Никола не отвечала. Она даже не повернула головы и продолжала стоять в центре комнаты, прекрасная и обреченная.

Тримбл с усилием заставил себя продолжать расспрос:

— Если вы вышли в последнюю минуту, чтобы успеть к началу концерта, значит, будет легко вычислить, во сколько это было. Мистер Вентри ушел в это же время?

— Нет… он не ушел со мной… нет, конечно… у него была своя машина.

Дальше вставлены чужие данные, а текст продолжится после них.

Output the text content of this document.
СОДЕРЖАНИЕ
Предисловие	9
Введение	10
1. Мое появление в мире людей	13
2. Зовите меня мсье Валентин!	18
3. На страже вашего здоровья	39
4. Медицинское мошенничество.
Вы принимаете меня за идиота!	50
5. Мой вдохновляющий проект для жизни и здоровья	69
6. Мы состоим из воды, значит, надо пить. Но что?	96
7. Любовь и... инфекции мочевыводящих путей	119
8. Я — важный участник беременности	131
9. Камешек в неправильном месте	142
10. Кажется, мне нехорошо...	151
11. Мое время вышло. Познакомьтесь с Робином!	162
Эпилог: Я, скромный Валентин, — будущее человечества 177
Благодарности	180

— Но из дома вы вышли вместе?

— Да… Нет… Не могу вспомнить… Я…

— Очень важно, миссис Диксон, чтобы вы вспомнили.

Никола дважды сглотнула, затем слабым голосом сказала:

— Он вышел первым, я вспомнила.

— За сколько времени до вас?

— Чуть пораньше, точно не знаю. Я…

В этот момент ноги у нее подкосились, и она упала бы, если бы не Диксон. Он бросился вперед и подхватил ее. Когда он уложил ее на кресло, она была в обмороке. Он неторопливо повернулся к ней спиной и посмотрел на инспектора.

— Моя жена находится в деликатном положении. — И в его голосе слышались нотки нечеловеческого напряжения. — Я не могу ей позволить продолжать отвечать на ваши вопросы. У меня у самого имеются к ней вопросы, но я задам их позднее. Прошу вас, будьте любезны, оставьте нас.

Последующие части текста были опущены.